Office, Part XI Does the newly revamped Microsoft small business offering make the (up)grade?
By Josh Taylor

(FORTUNE Small Business) – The previous ten versions of Microsoft Office have forced a lot of us to develop an upgrade ritual: Install software. Learn about the hundreds of new features. Never touch a single one of them. With this month's release of Office 2003, Microsoft continues its quest to give businesses a reason to update software that's probably already working just fine. Will this version of Office Small Business Edition ($279 for an upgrade) have users repeating the same ritual?

To find out, I spent a year with various versions of the new program, which includes Word; Excel; Outlook for e-mail, contact management, and scheduling; Publisher, a desktop publishing program; and the new Business Contact Manager. Microsoft has also added PowerPoint, acknowledging that even small businesses make presentations.

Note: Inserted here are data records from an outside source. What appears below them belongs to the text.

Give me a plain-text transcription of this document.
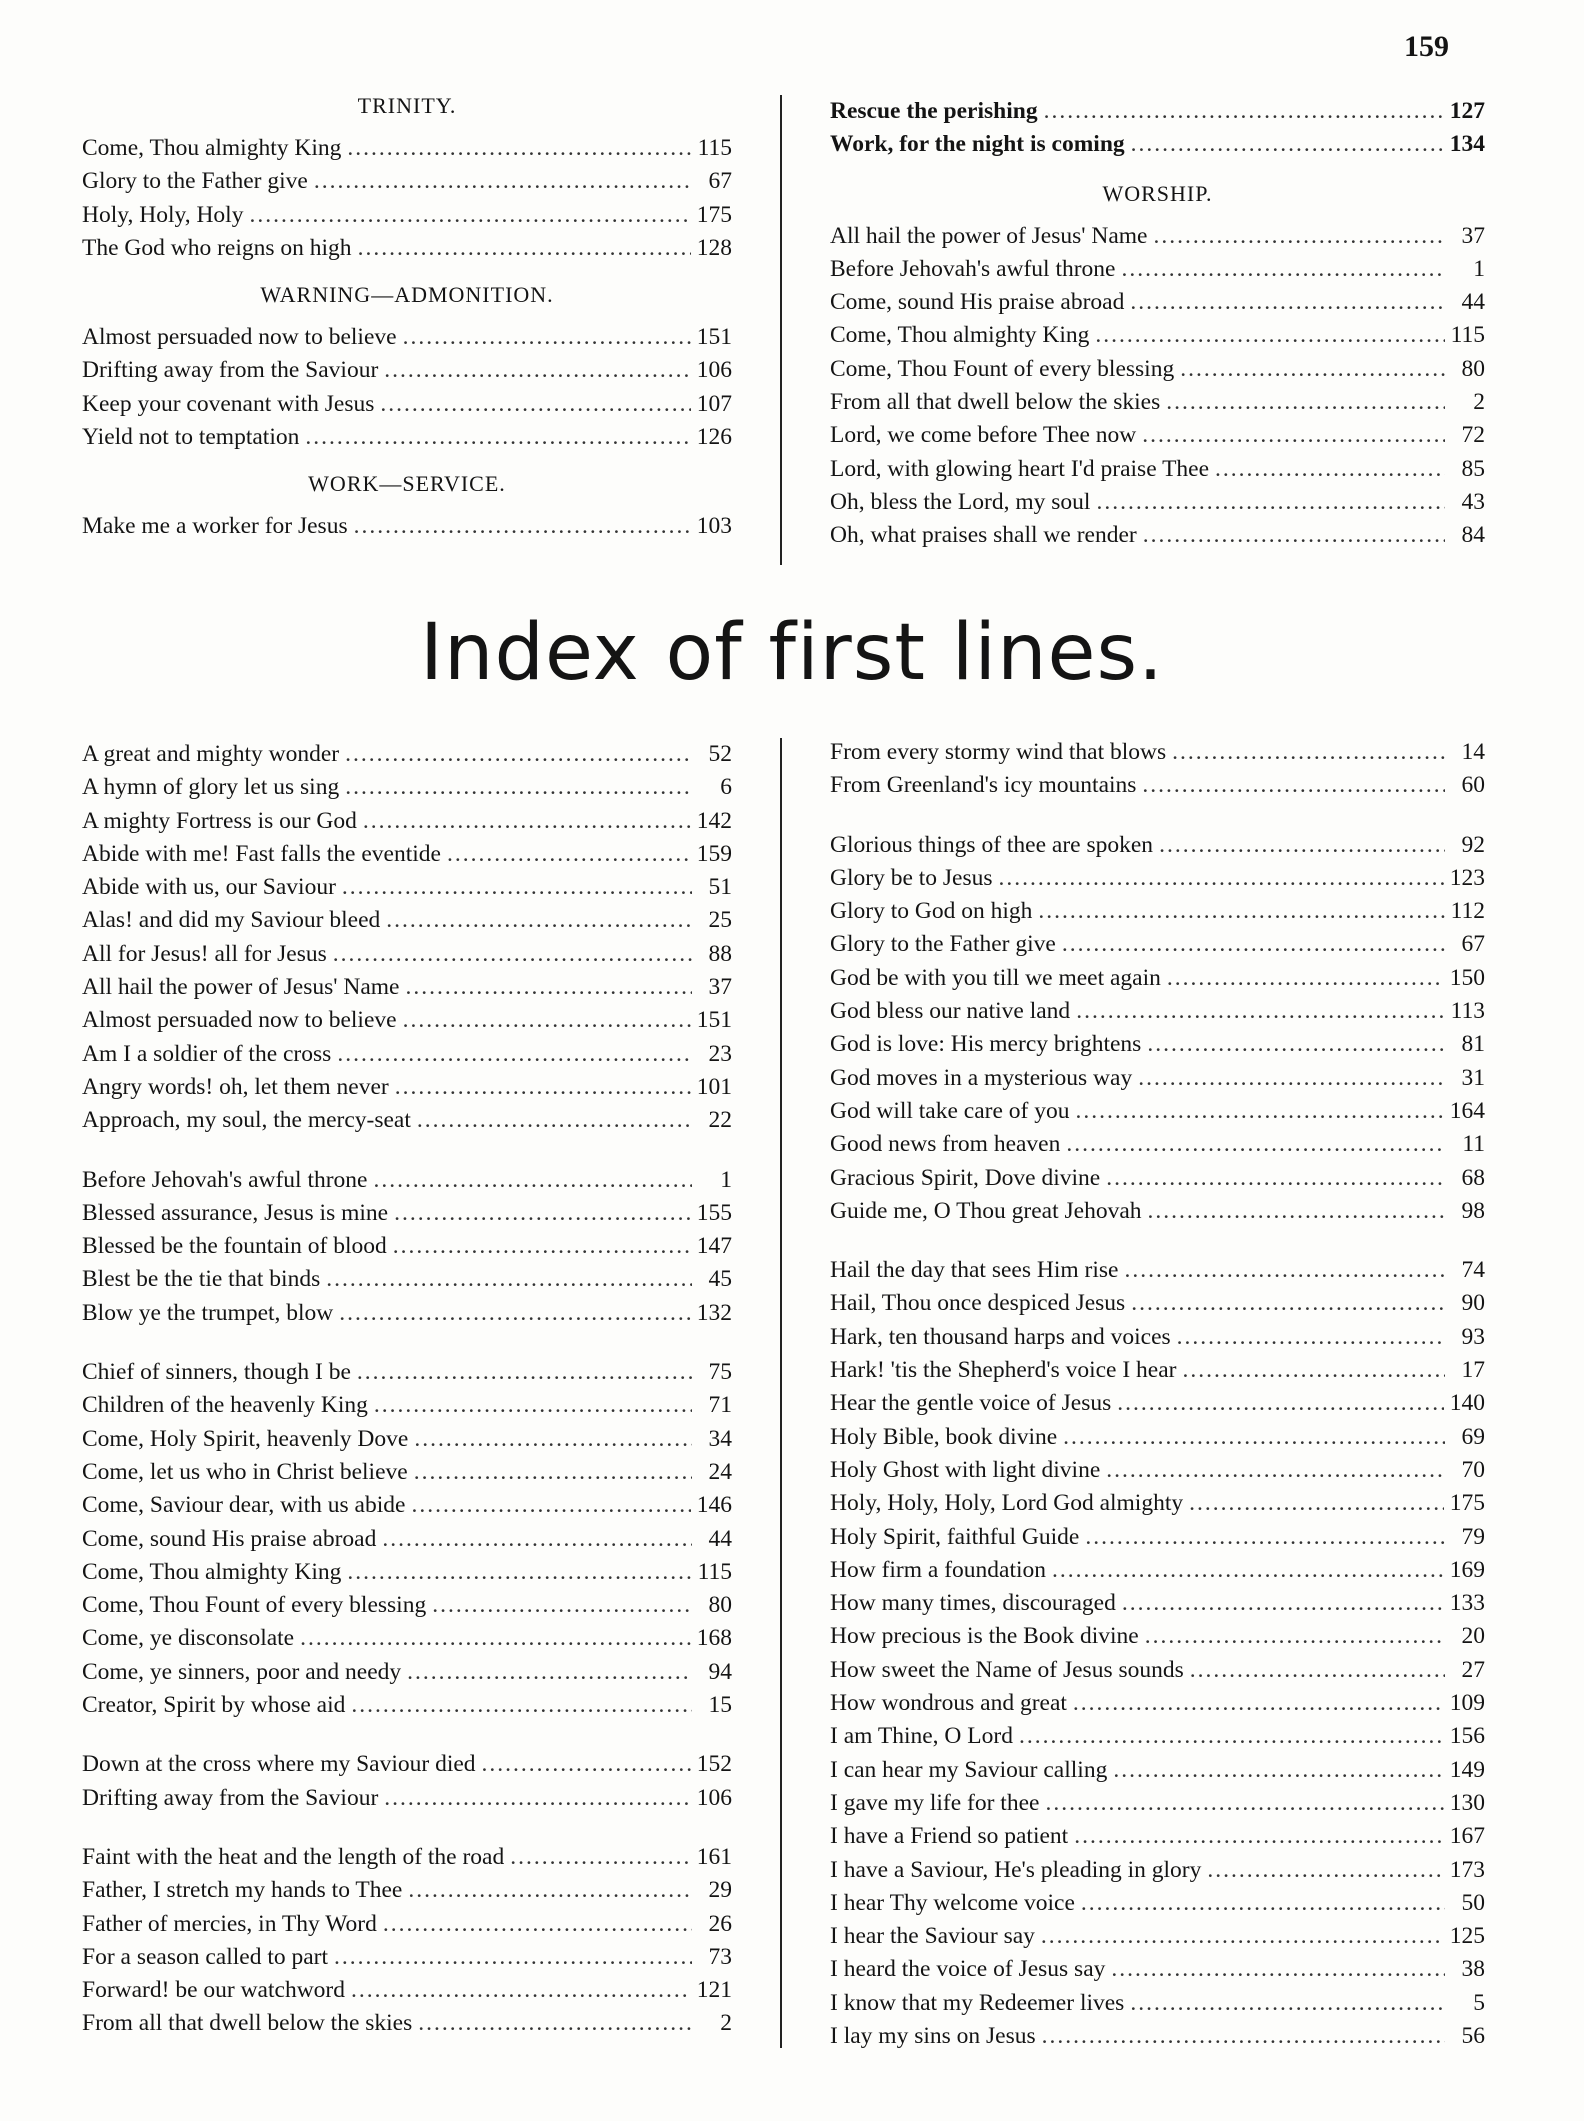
159
TRINITY.
Come, Thou almighty King .....	115
Glory to the Father give .....	67
Holy, Holy, Holy .....	175
The God who reigns on high .....	128
WARNING—ADMONITION.
Almost persuaded now to believe .....	151
Drifting away from the Saviour .....	106
Keep your covenant with Jesus .....	107
Yield not to temptation .....	126
WORK—SERVICE.
Make me a worker for Jesus .....	103
Rescue the perishing .....	127
Work, for the night is coming .....	134
WORSHIP.
All hail the power of Jesus' Name .....	37
Before Jehovah's awful throne .....	1
Come, sound His praise abroad .....	44
Come, Thou almighty King .....	115
Come, Thou Fount of every blessing .....	80
From all that dwell below the skies .....	2
Lord, we come before Thee now .....	72
Lord, with glowing heart I'd praise Thee .....	85
Oh, bless the Lord, my soul .....	43
Oh, what praises shall we render .....	84
Index of first lines.
A great and mighty wonder .....	52
A hymn of glory let us sing .....	6
A mighty Fortress is our God .....	142
Abide with me! Fast falls the eventide .....	159
Abide with us, our Saviour .....	51
Alas! and did my Saviour bleed .....	25
All for Jesus! all for Jesus .....	88
All hail the power of Jesus' Name .....	37
Almost persuaded now to believe .....	151
Am I a soldier of the cross .....	23
Angry words! oh, let them never .....	101
Approach, my soul, the mercy-seat .....	22
Before Jehovah's awful throne .....	1
Blessed assurance, Jesus is mine .....	155
Blessed be the fountain of blood .....	147
Blest be the tie that binds .....	45
Blow ye the trumpet, blow .....	132
Chief of sinners, though I be .....	75
Children of the heavenly King .....	71
Come, Holy Spirit, heavenly Dove .....	34
Come, let us who in Christ believe .....	24
Come, Saviour dear, with us abide .....	146
Come, sound His praise abroad .....	44
Come, Thou almighty King .....	115
Come, Thou Fount of every blessing .....	80
Come, ye disconsolate .....	168
Come, ye sinners, poor and needy .....	94
Creator, Spirit by whose aid .....	15
Down at the cross where my Saviour died .....	152
Drifting away from the Saviour .....	106
Faint with the heat and the length of the road .....	161
Father, I stretch my hands to Thee .....	29
Father of mercies, in Thy Word .....	26
For a season called to part .....	73
Forward! be our watchword .....	121
From all that dwell below the skies .....	2
From every stormy wind that blows .....	14
From Greenland's icy mountains .....	60
Glorious things of thee are spoken .....	92
Glory be to Jesus .....	123
Glory to God on high .....	112
Glory to the Father give .....	67
God be with you till we meet again .....	150
God bless our native land .....	113
God is love: His mercy brightens .....	81
God moves in a mysterious way .....	31
God will take care of you .....	164
Good news from heaven .....	11
Gracious Spirit, Dove divine .....	68
Guide me, O Thou great Jehovah .....	98
Hail the day that sees Him rise .....	74
Hail, Thou once despiced Jesus .....	90
Hark, ten thousand harps and voices .....	93
Hark! 'tis the Shepherd's voice I hear .....	17
Hear the gentle voice of Jesus .....	140
Holy Bible, book divine .....	69
Holy Ghost with light divine .....	70
Holy, Holy, Holy, Lord God almighty .....	175
Holy Spirit, faithful Guide .....	79
How firm a foundation .....	169
How many times, discouraged .....	133
How precious is the Book divine .....	20
How sweet the Name of Jesus sounds .....	27
How wondrous and great .....	109
I am Thine, O Lord .....	156
I can hear my Saviour calling .....	149
I gave my life for thee .....	130
I have a Friend so patient .....	167
I have a Saviour, He's pleading in glory .....	173
I hear Thy welcome voice .....	50
I hear the Saviour say .....	125
I heard the voice of Jesus say .....	38
I know that my Redeemer lives .....	5
I lay my sins on Jesus .....	56
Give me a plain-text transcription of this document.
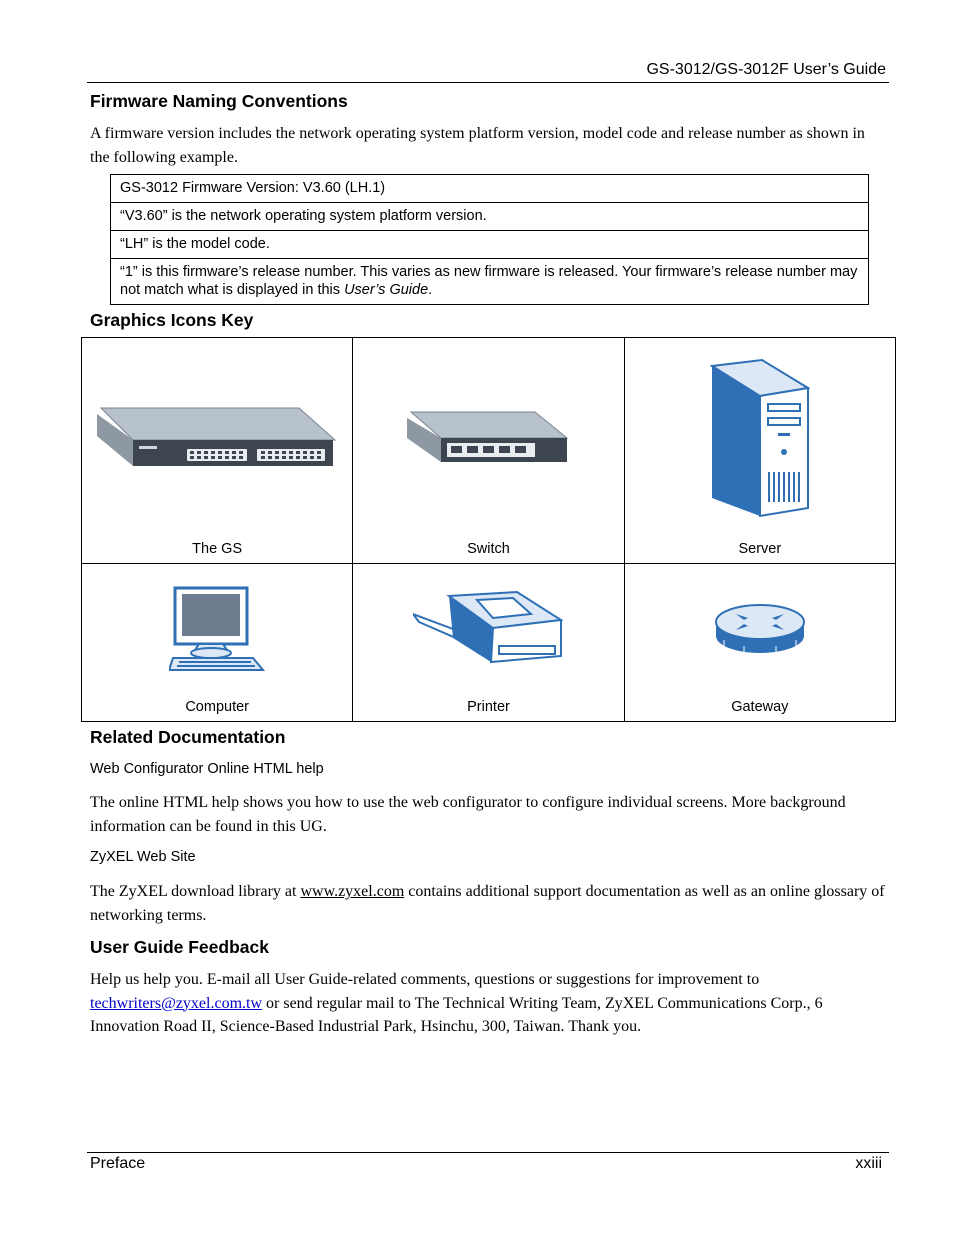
GS-3012/GS-3012F User’s Guide
Firmware Naming Conventions
A firmware version includes the network operating system platform version, model code and release number as shown in the following example.
GS-3012 Firmware Version: V3.60 (LH.1)
“V3.60” is the network operating system platform version.
“LH” is the model code.
“1” is this firmware’s release number. This varies as new firmware is released. Your firmware’s release number may not match what is displayed in this User’s Guide.
Graphics Icons Key
The GS	Switch	Server

Computer	Printer	Gateway
Related Documentation
Web Configurator Online HTML help
The online HTML help shows you how to use the web configurator to configure individual screens. More background information can be found in this UG.
ZyXEL Web Site
The ZyXEL download library at www.zyxel.com contains additional support documentation as well as an online glossary of networking terms.
User Guide Feedback
Help us help you. E-mail all User Guide-related comments, questions or suggestions for improvement to techwriters@zyxel.com.tw or send regular mail to The Technical Writing Team, ZyXEL Communications Corp., 6 Innovation Road II, Science-Based Industrial Park, Hsinchu, 300, Taiwan. Thank you.
Preface	xxiii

And this time around, instead of stuffing still more features into Word and Excel, Microsoft has focused on the suite's more lightly used tools.

Because Microsoft knows we're all slaves to our e-mail, Outlook has received the most significant face-lift. The in-box now displays more messages and a larger window for reading. If you get e-mail while you're in another program, a translucent window displays a preview of incoming messages, eliminating the need to switch over to Outlook. Microsoft has also added effective spam filters; I've seen a 75% reduction in junk with no real mail getting trashed. That's on a par with most blocking software and should prove adequate for most users--which means you won't have to pay the $50 a person that those programs can cost.

The new Business Contact Manager, accessed through Outlook, lets users track customers' contact information and link it to other files. The program is easy to use, but it feels incomplete: Because information cannot be shared among users, only one person at a time can access a customer's phone number or handle a complaint. Any but the tiniest of businesses would be better off using something like ACT, Salesforce.com, or Intuit's new Customer Manager software.

Otherwise the suite offers a few small surprises. PowerPoint now can copy a presentation to a CD-ROM that will play on any PC, even one without PowerPoint--great for trade shows. Publisher, an effective program for producing business cards and brochures, now includes nifty applications for creating Websites and newsletters. And I liked the research task window in Word, Excel, and PowerPoint, which lets you search the Web from Office.

So should you upgrade? "Office 2003 is better [than previous versions]," says Rob Enderle of the Enderle Group in San Jose, "but it still feels like a rebundling of a corporate product for small business needs." Despite that, Microsoft's pricing scheme may make the decision easier. If Outlook is all you need, buy the stand-alone product for $109. However, if PowerPoint ($229) or Publisher ($169) are also must-haves, buying Office makes more sense, as it costs only $279 to upgrade and $449 for new customers. There'll still be new features you'll never use, but at these prices, it's not so painful to ignore them.